How to use Borel-Cantelli specifically to show that the probability of a simple random walk returning to the origin in finite time is 1? Suppose we have that $X_i$ are iid random variables with $P(X_i =1) = P(X_i = -1) = 1/2$ and that $X_0 = 0$. Then, we define the simple symmetric random walk to be $S_n = \sum_{i=1}^n X_i$. We define the hitting time as $\tau_{i,j} = min\{n \geq 1 : S_n = j \ |\ S_0 = i\}$. I would like to show that $P(\tau_{0,0} < \infty) = 1$. 
Specifically, I would like to use the Borel-Cantelli lemma to show that if I can define some independent sequence of events here, and show that the sum of the events is infinite, then moves of some finite length happen infinitely often, and so I can show that it must return to $0$. However, I am not sure how to define such an indexed event. Could someone give me a hint? Thank you
 A: My reputation is under 50, hence I cannot add comments to contact the user jwg. So this is the only way to warn that, IMHO, the above solution of jwg is probably wrong. He states that

So the events that it reaches $n$ for the first time, and then reaches $0$
  before $n+1$, are disjoint and independent.

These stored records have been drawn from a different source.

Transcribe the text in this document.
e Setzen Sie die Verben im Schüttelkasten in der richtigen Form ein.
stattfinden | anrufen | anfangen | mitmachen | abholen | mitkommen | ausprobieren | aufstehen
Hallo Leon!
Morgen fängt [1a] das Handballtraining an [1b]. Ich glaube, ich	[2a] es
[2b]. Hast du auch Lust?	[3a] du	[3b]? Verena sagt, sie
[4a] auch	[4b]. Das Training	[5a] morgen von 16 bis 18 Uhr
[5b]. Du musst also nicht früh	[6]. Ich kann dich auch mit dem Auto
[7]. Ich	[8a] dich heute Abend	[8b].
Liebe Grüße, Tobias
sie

Yes, they are disjoint, which implies that $\sum_{n=1}^\infty P(A_n) = P(\cup_{n=1}^\infty A_n) \leq 1$, which contradicts

The sum of their probabilities is infinite...

Another problem is the independence:
Independence of, say, $A_2$ and $A_6$ would mean that $P(A_2 \cap A_6) = P(A_2) P(A_6)$. However, the left-hand side is zero (since $A_2$ and $A_6$ are disjoint), while the right-hand side is positive (since  $P(A_n)>0$ for all $n$).
It will be exremely enlightening, if jwg provides a more detailed reasoning. The possibility of proving the posted problem just by Borel-Cantelli makes me very curious, since I have never seen that kind of solution.
A: As pointed out in comments, there could be good ways of doing this using not Borel-Cantelli, but the properties of either Markov Chains or (I would recommend) martingales, since your random walk is both a Markov chain and a martingale.
However, there is a neat argument which uses the Borel-Cantelli lemma. Suppose that the random walk is at $n$. The probability of reaching $0$ before reaching $n+1$ is $\frac{1}{n+1}$.
For the random walk to go back to $0$, it must reach some maximum $k$, then go back $0$ before ever reaching $k+1$. (Or the same argument by symmetry if it goes to $-1$ before $1$.) So the events that it reaches $n$ for the first time, and then reaches $0$ before $n+1$, are disjoint and independent. The sum of their probabilities is infinite, hence at least one of them must occur with probability $1$.
To see that the probability, when at $n$, of reaching $0$ before $n+1$ is $\frac{1}{n+1}$, you could use a simple martingale argument. If win \$1 for heads and lose \$1 for tails, and stop gambling when you win \$1 or lose \$n, the probability of winning or losing must be such that your expectation is \$0.
One can also see that to remain in a range for ever without ever reaching either of the endpoints has probability $0$. To see this, just consider that there is a positive probability of getting $m$ heads or $m$ tails in a row, where $m$ is the length of the range. If we have infinite tries, we must, with probability $1$, get this sequence eventually.